Menanggapi hal ini, Otoritas Jasa Keuangan (OJK) menunjukkan sikap yang terbuka, meskipun tetap mengedepankan kehati-hatian. Hasan Fawzi, Kepala Eksekutif Pengawas Inovasi Teknologi Sektor Keuangan, Aset Keuangan Digital, dan Aset Kripto OJK, menganggap inisiatif ini sebagai representasi dari semangat inovasi yang berkembang dalam industri aset digital.
Pandangan Industri Kripto: Membangun Strategi Diversifikasi Aset
Chief Marketing Officer Tokocrypto, Wan Iqbal, memberikan sambutan positif terhadap usulan ini. Ia menilai bahwa langkah ini adalah tanda realisasi perubahan perspektif terhadap kripto sebagai alat pembangunan ekonomi yang berdaya guna. “Usulan ini kami lihat sebagai langkah untuk menciptakan portofolio negara yang lebih beragam dan responsif terhadap dinamika global saat ini,” tambahnya.
Menurut Iqbal, negara-negara seperti Amerika Serikat telah memulai strategi serupa, di mana Bitcoin dan aset digital lainnya diintegrasikan ke dalam cadangan negara sebagai upaya jangka panjang untuk memperkuat kestabilan ekonomi. “Dengan tata kelola dan manajemen risiko yang baik, Bitcoin bisa menjadi salah satu solusi untuk menghadapi berbagai tantangan ekonomi global serta volatile-nya nilai tukar,” jelasnya.
Belajar dari Praktik AS: Menerapkan Cadangan Digital untuk Stabilitas Ekonomi
Dalam konteks global, Amerika Serikat telah merancang strategi yang mengintegrasikan sejumlah aset kripto, termasuk Bitcoin, Ethereum (ETH), Ripple (XRP), Solana (SOL), dan Cardano (ADA) ke dalam cadangan digital nasional. Tujuan dari langkah ini tidak hanya untuk diversifikasi, tetapi juga untuk menstabilkan pasar kripto dengan mengurangi tekanan jual yang bisa terjadi saat likuiditas diperlukan.

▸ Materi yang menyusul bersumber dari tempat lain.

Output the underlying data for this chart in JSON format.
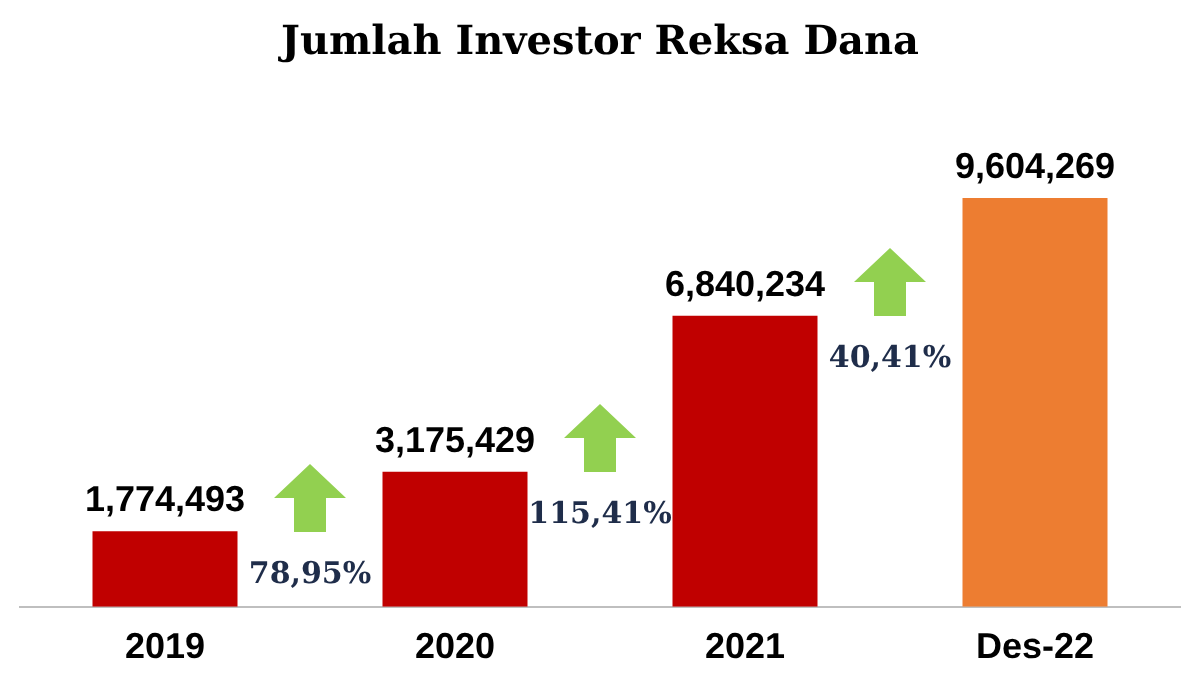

“Praktik yang dilakukan oleh AS ini menciptakan preseden penting bahwa keterlibatan pemerintah dalam kepemilikan kripto tidak selalu berkonotasi pada adopsi yang ekstrem. Sebaliknya, hal ini lebih merupakan refleksi dari kebijakan moneter yang adaptif di era digital,” papar Iqbal.

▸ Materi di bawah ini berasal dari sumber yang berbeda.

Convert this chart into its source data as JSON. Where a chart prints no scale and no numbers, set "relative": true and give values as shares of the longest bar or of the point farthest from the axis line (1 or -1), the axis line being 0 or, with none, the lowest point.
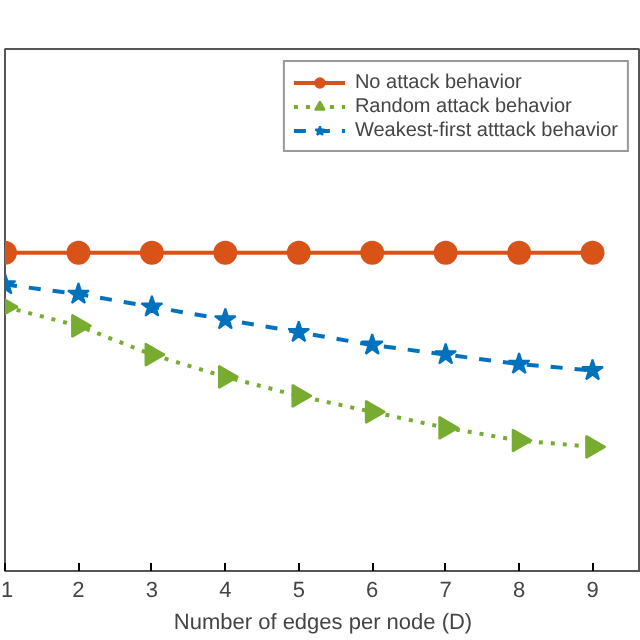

Melihat tren ini, tak urung banyak pihak mulai menyadari pentingnya kripto dalam konteks ekonomi. Dengan pemahaman yang mendalam dan tata kelola yang baik, aset digital bisa menjadi bagian dari langkah kebijakan yang lebih luas untuk memberikan stabilitas dan ketahanan ekonomi di dalam negeri. Ini menjadi kesempatan bagi Indonesia untuk beradaptasi dengan perkembangan zaman serta memanfaatkan potensi dari aset digital untuk mendukung perekonomian.

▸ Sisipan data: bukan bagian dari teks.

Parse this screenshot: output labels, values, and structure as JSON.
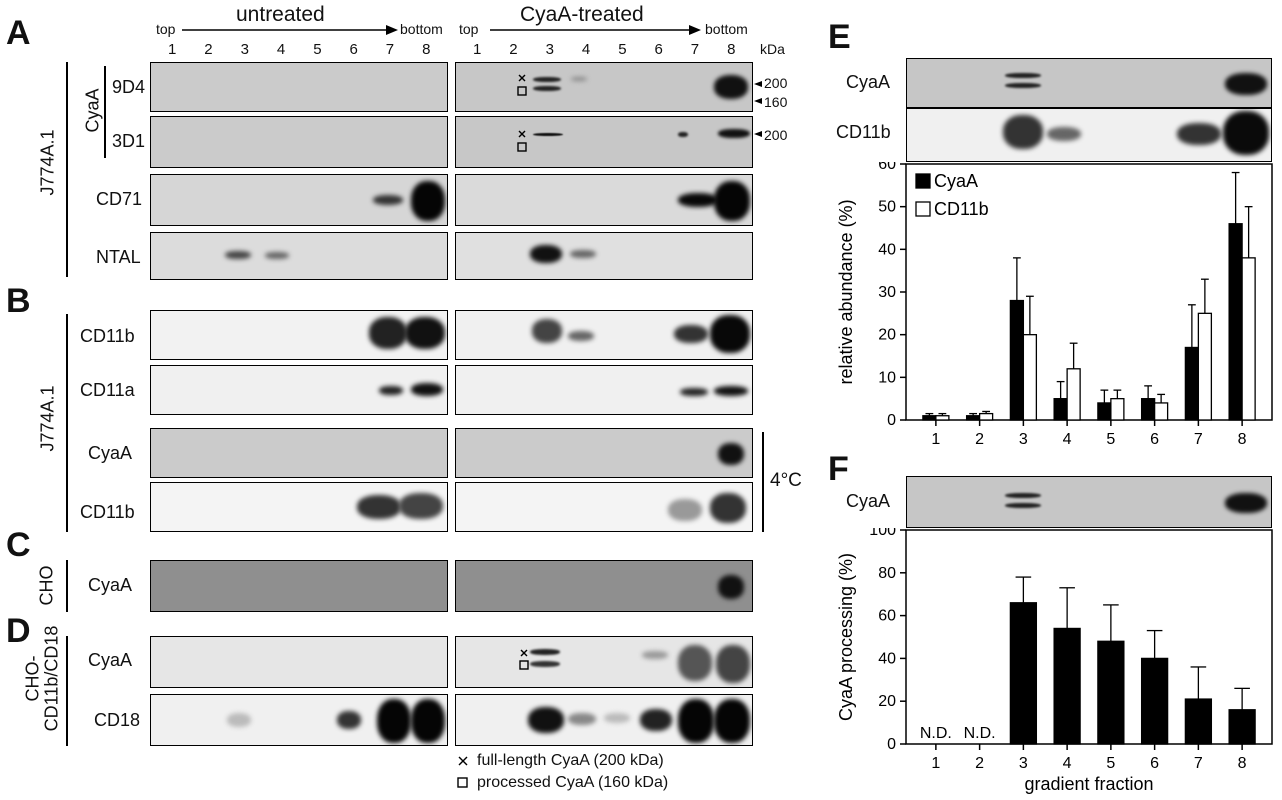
{
  "panels": {
    "A": "A",
    "B": "B",
    "C": "C",
    "D": "D",
    "E": "E",
    "F": "F"
  },
  "header": {
    "untreated": "untreated",
    "treated": "CyaA-treated",
    "top": "top",
    "bottom": "bottom",
    "kda": "kDa",
    "lanes": [
      "1",
      "2",
      "3",
      "4",
      "5",
      "6",
      "7",
      "8"
    ]
  },
  "left_labels": {
    "j774_a": "J774A.1",
    "cyaa": "CyaA",
    "ab_9d4": "9D4",
    "ab_3d1": "3D1",
    "cd71": "CD71",
    "ntal": "NTAL",
    "j774_b": "J774A.1",
    "cd11b": "CD11b",
    "cd11a": "CD11a",
    "cyaa_b": "CyaA",
    "cd11b_b": "CD11b",
    "temp": "4°C",
    "cho": "CHO",
    "cyaa_c": "CyaA",
    "cho_cd": "CHO-",
    "cho_cd2": "CD11b/CD18",
    "cyaa_d": "CyaA",
    "cd18": "CD18"
  },
  "markers": {
    "m200": "200",
    "m160": "160",
    "m200b": "200"
  },
  "legend": {
    "full": "full-length CyaA (200 kDa)",
    "processed": "processed CyaA (160 kDa)",
    "x": "×"
  },
  "panel_e": {
    "blot_cyaa": "CyaA",
    "blot_cd11b": "CD11b"
  },
  "panel_f": {
    "blot_cyaa": "CyaA"
  },
  "colors": {
    "black_bar": "#000000",
    "white_bar": "#ffffff",
    "blot_gray": "#c9c9c9"
  },
  "chart_data": [
    {
      "type": "bar",
      "panel": "E",
      "categories": [
        "1",
        "2",
        "3",
        "4",
        "5",
        "6",
        "7",
        "8"
      ],
      "series": [
        {
          "name": "CyaA",
          "values": [
            1,
            1,
            28,
            5,
            4,
            5,
            17,
            46
          ],
          "errors": [
            0.5,
            0.5,
            10,
            4,
            3,
            3,
            10,
            12
          ]
        },
        {
          "name": "CD11b",
          "values": [
            1,
            1.5,
            20,
            12,
            5,
            4,
            25,
            38
          ],
          "errors": [
            0.5,
            0.5,
            9,
            6,
            2,
            2,
            8,
            12
          ]
        }
      ],
      "ylabel": "relative abundance (%)",
      "xlabel": "",
      "ylim": [
        0,
        60
      ],
      "yticks": [
        0,
        10,
        20,
        30,
        40,
        50,
        60
      ],
      "legend": "top-left"
    },
    {
      "type": "bar",
      "panel": "F",
      "categories": [
        "1",
        "2",
        "3",
        "4",
        "5",
        "6",
        "7",
        "8"
      ],
      "series": [
        {
          "name": "",
          "values": [
            null,
            null,
            66,
            54,
            48,
            40,
            21,
            16
          ],
          "errors": [
            0,
            0,
            12,
            19,
            17,
            13,
            15,
            10
          ]
        }
      ],
      "na_labels": [
        "N.D.",
        "N.D."
      ],
      "ylabel": "CyaA processing (%)",
      "xlabel": "gradient fraction",
      "ylim": [
        0,
        100
      ],
      "yticks": [
        0,
        20,
        40,
        60,
        80,
        100
      ]
    }
  ]
}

Di tengah potensi yang ada, tantangan tetap harus dihadapi secara bijaksana. Dengan kolaborasi antara pemerintah dan industri, serta perhatian pada aspek regulasi, penggunaan Bitcoin dan aset kripto lainnya sebagai cadangan negara bisa menjadi langkah strategis untuk mencapai masa depan ekonomi yang lebih baik dan berkelanjutan.